Sera-ce prétention que d'exposer ici les premières entreprises des Jeune-Canada ? Que l'on y voie les progrès accomplis par une idée beaucoup plus que l'énergie déployée par un groupe de jeunes hommes. Il fallait une opinion publique déjà disposée à entendre ce que nous avions à dire pour que treize cents personnes pussent être réunies à quelques jours d'avis. On a commenté de diverses façons notre première assemblée à la salle du Gesù de Montréal. Des esprits chatouilleux y ont surtout vu des attaques contre certains personnages. Sans doute, en notre beau pays, il serait par trop extraordinaire qu'un groupe de jeunes gens convoquât une grande assemblée populaire sans avoir pour but de parler contre quelqu'un ou quelque chose. Que ces messieurs se détrompent pourtant. Notre préoccupation première a été d'exprimer des idées que nous croyons constructives. Nous confesserons en outre que notre foi en ces mêmes idées est telle que nous n'admettons point aux idées contraires une égale valeur. Partant, nous combattrons ceux que nos principes d'action effarouchent dans leur apathie et leur indifférence. Et nous continuerons de nous opposer à leurs idées sans attaquer leur personne, autre dérogation au procédé traditionnel.

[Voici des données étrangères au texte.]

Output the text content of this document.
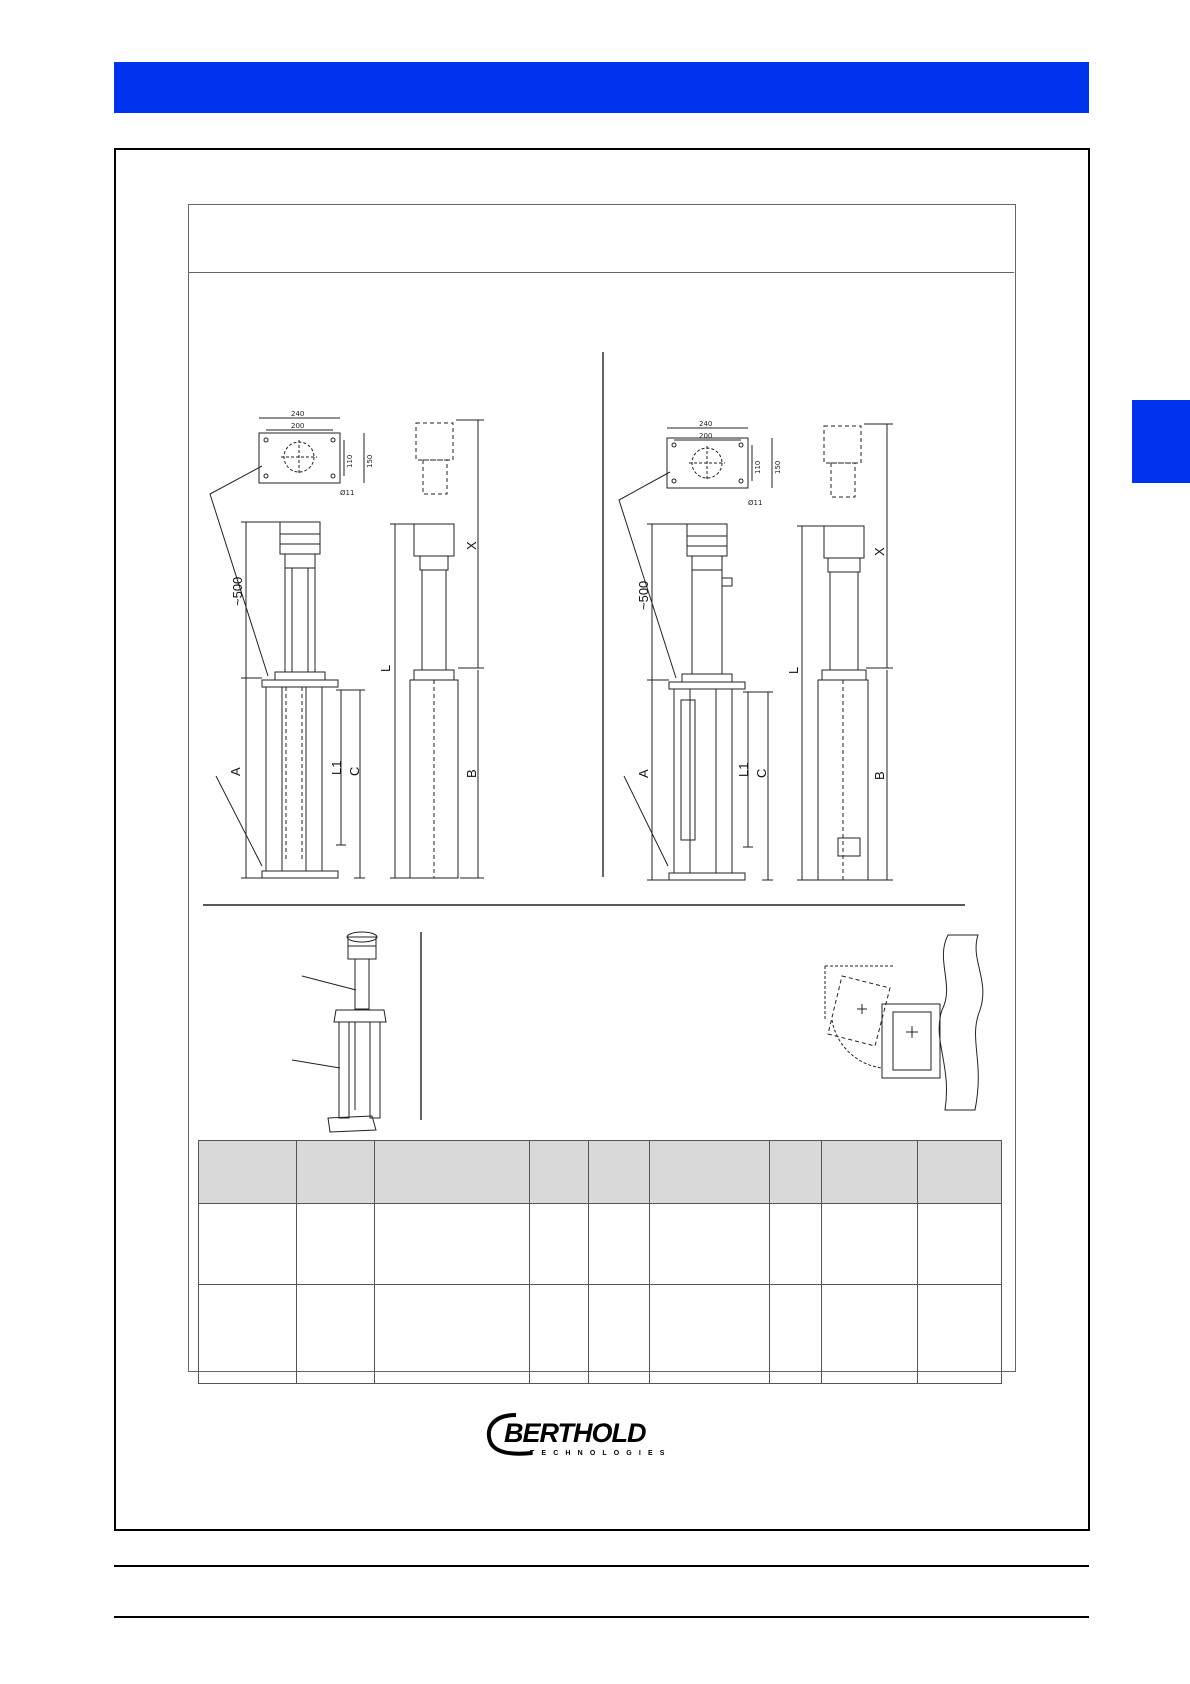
240
200
110 150
Ø11
~500
A	L1 C
L
B
X
240
200
110 150
Ø11
~500
A	L1 C
L
B
X

BERTHOLD
T E C H N O L O G I E S
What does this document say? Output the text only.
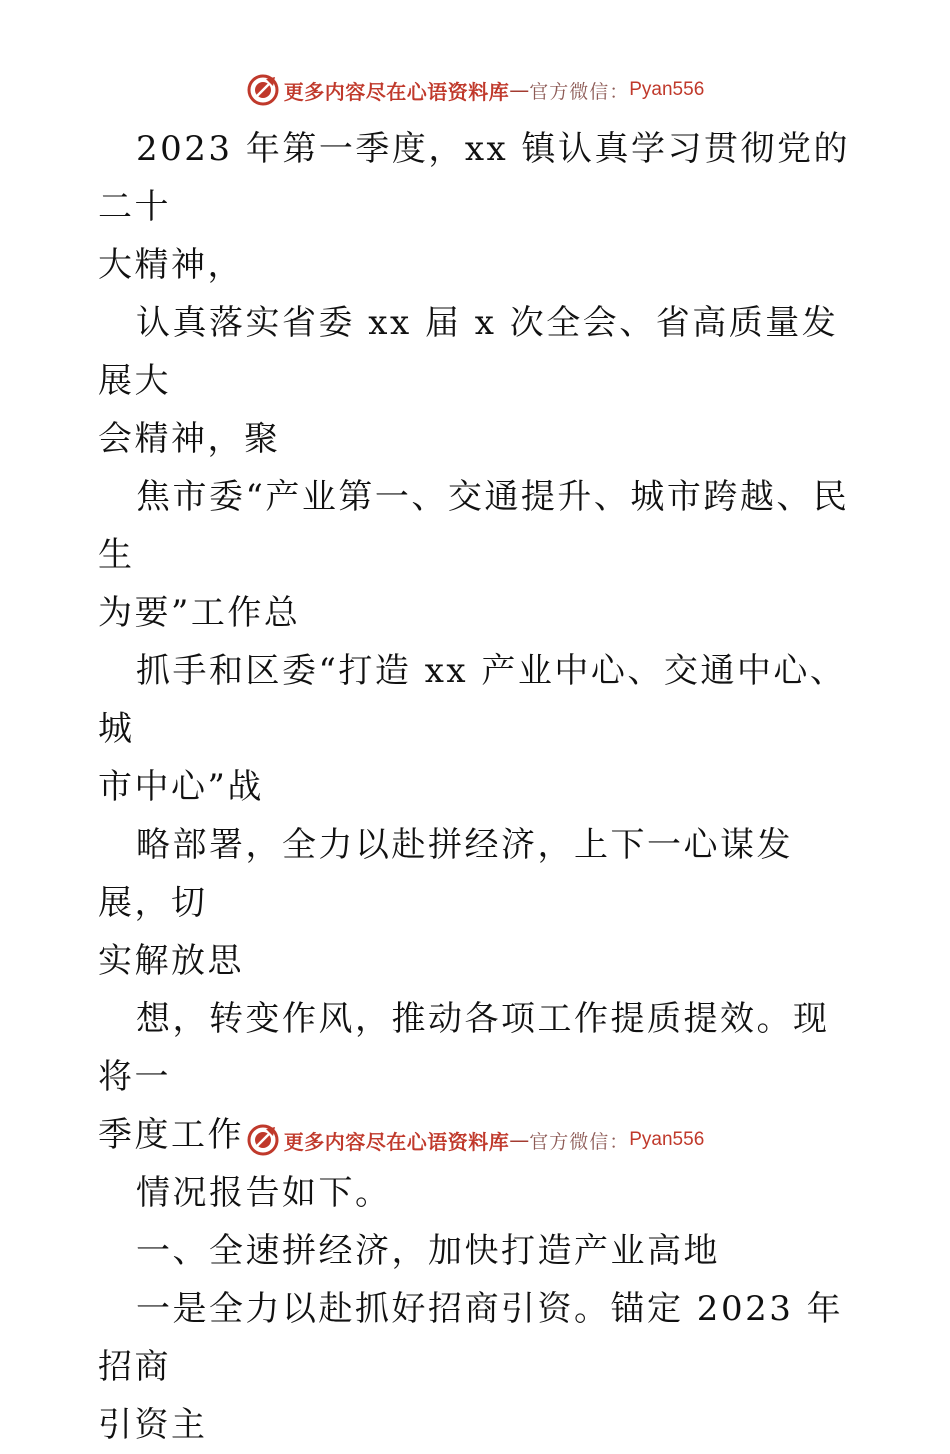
更多内容尽在心语资料库 — 官方微信： Pyan556

2023 年第一季度，xx 镇认真学习贯彻党的二十
大精神，

认真落实省委 xx 届 x 次全会、省高质量发展大
会精神，聚

焦市委“产业第一、交通提升、城市跨越、民生
为要”工作总

抓手和区委“打造 xx 产业中心、交通中心、城
市中心”战

略部署，全力以赴拼经济，上下一心谋发展，切
实解放思

想，转变作风，推动各项工作提质提效。现将一
季度工作

情况报告如下。

一、全速拼经济，加快打造产业高地

一是全力以赴抓好招商引资。锚定 2023 年招商
引资主

更多内容尽在心语资料库 — 官方微信： Pyan556
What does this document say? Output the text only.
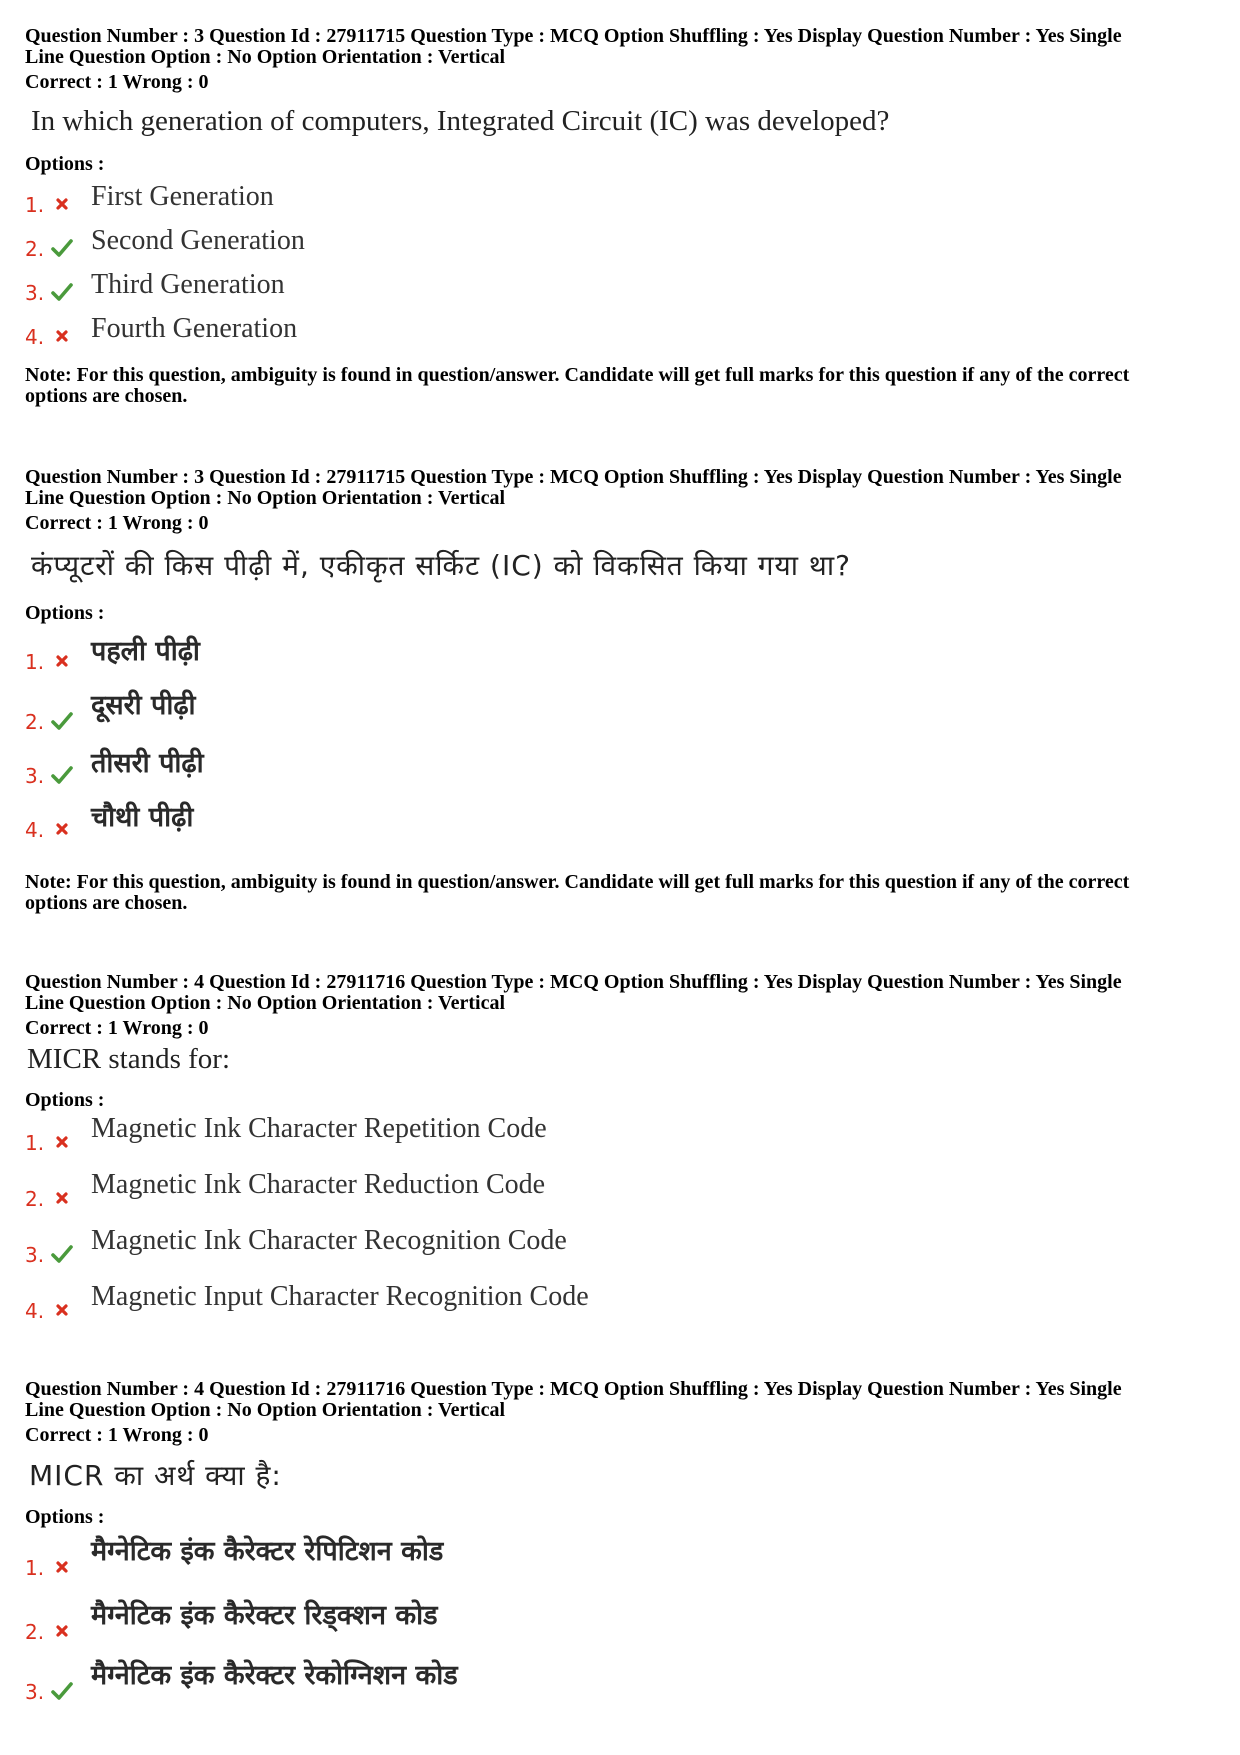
Question Number : 3 Question Id : 27911715 Question Type : MCQ Option Shuffling : Yes Display Question Number : Yes Single

Line Question Option : No Option Orientation : Vertical

Correct : 1 Wrong : 0
In which generation of computers, Integrated Circuit (IC) was developed?
Options :
1. First Generation
2. Second Generation
3. Third Generation
4. Fourth Generation
Note: For this question, ambiguity is found in question/answer. Candidate will get full marks for this question if any of the correct
options are chosen.

Question Number : 3 Question Id : 27911715 Question Type : MCQ Option Shuffling : Yes Display Question Number : Yes Single

Line Question Option : No Option Orientation : Vertical

Correct : 1 Wrong : 0
कंप्यूटरों की किस पीढ़ी में, एकीकृत सर्किट (IC) को विकसित किया गया था?
Options :
1. पहली पीढ़ी
2.
दूसरी पीढ़ी
3. तीसरी पीढ़ी
4. चौथी पीढ़ी
Note: For this question, ambiguity is found in question/answer. Candidate will get full marks for this question if any of the correct
options are chosen.

Question Number : 4 Question Id : 27911716 Question Type : MCQ Option Shuffling : Yes Display Question Number : Yes Single

Line Question Option : No Option Orientation : Vertical

Correct : 1 Wrong : 0
MICR stands for:
Options :
1. Magnetic Ink Character Repetition Code
2. Magnetic Ink Character Reduction Code
3. Magnetic Ink Character Recognition Code
4. Magnetic Input Character Recognition Code

Question Number : 4 Question Id : 27911716 Question Type : MCQ Option Shuffling : Yes Display Question Number : Yes Single

Line Question Option : No Option Orientation : Vertical

Correct : 1 Wrong : 0
MICR का अर्थ क्या है:
Options :
1.
मैग्नेटिक इंक कैरेक्टर रेपिटिशन कोड
2.
मैग्नेटिक इंक कैरेक्टर रिड्क्शन कोड
3.
मैग्नेटिक इंक कैरेक्टर रेकोग्निशन कोड
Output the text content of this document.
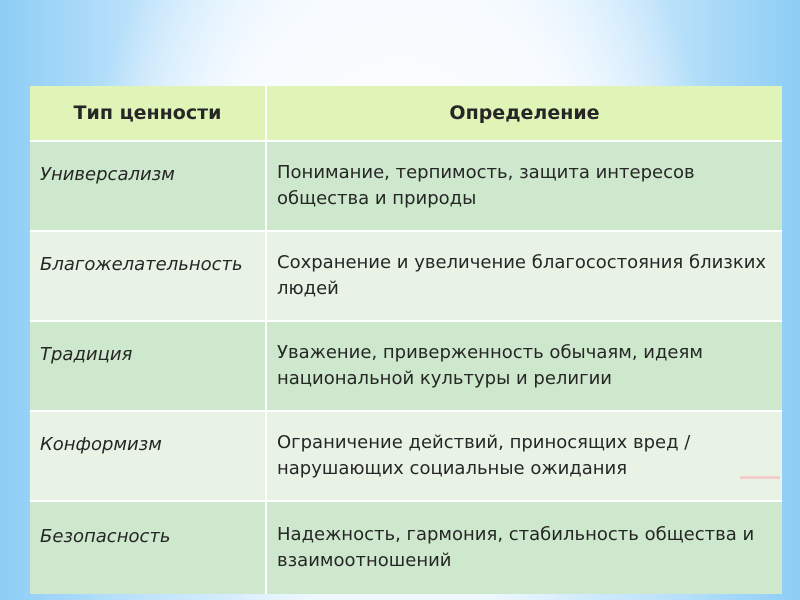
Тип ценности	Определение
Универсализм	Понимание, терпимость, защита интересов общества и природы
Благожелательность	Сохранение и увеличение благосостояния близких людей
Традиция	Уважение, приверженность обычаям, идеям национальной культуры и религии
Конформизм	Ограничение действий, приносящих вред / нарушающих социальные ожидания
Безопасность	Надежность, гармония, стабильность общества и взаимоотношений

Notre seconde assemblée a consacré de façon brillante l'adhésion de nos aînés à notre mouvement. - Les Jeune-Canada n'oublieront pas de sitôt les paroles prononcées par monsieur Montpetit ce soir-là, ni surtout l'éloquente et pratique collaboration que nous apporta M. Esdras Minville. Entre temps, des centaines de signatures s'ajoutaient chaque jour au bas de notre manifeste. Nous étions nous-mêmes, je puis bien l'avouer, étonnés de nos succès. Nous nous étions jetés dans l'action avec le modeste espoir de faire un peu de bien, de réveiller quelques esprits sommeillants. Nous étions prêts à rencontrer la dérision ou les décourageants « A quoi bon » ? Or, voilà que les Jeune-Canada doivent entretenir des relations avec des jeunes hommes de leur génération, du Pacifique à l'Atlan tique. De toutes parts on se rallie à leur mouvement. Preuve qu'on les attendait, qu'ils sont venus à leur heure.
S'il en est ainsi et si on leur fait l'honneur d'attendre beaucoup de leur mouvement, ils sont prêts à donner beaucoup, car ils croient avoir quelque chose à donner. Ils n'entendent pas que ce soit en vain que leurs aînés, leurs pères, leurs éducateurs aient souhaité voir poindre une génération qui laisserait le Canada français plus grand qu'eux-mêmes ne le laissèrent. Nous acceptons les responsabilités que cet espoir comporte. L'on attend de nous que nous définissions d'abord notre doctrine nationale; que, pour les prochains domaines de notre activité, nous nous tracions des lignes de conduite à nous-mêmes et à ceux qui veulent nous suivre. C'est chose déjà commencée au point de vue économique par monsieur Esdras Minville dans ses deux conférences au Gesù, surtout dans celle du 6 mars. Nous continuerons. Puisse l'appui de nos aînés ne jamais nous faire défaut dans l'avenir. Nous n'ignorons pas ce que nous devons et ce que nous demanderons encore à leurs sages conseils et à leur expérience. Mais eux-mêmes nous prêchent d'avoir confiance avant tout en nous-mêmes; ils nous assurent que nous sommes sur la bonne voie. Nous sommes déterminés à y rester. Les obstacles surgiront. Tant mieux, s'ils doivent fortifier notre foi.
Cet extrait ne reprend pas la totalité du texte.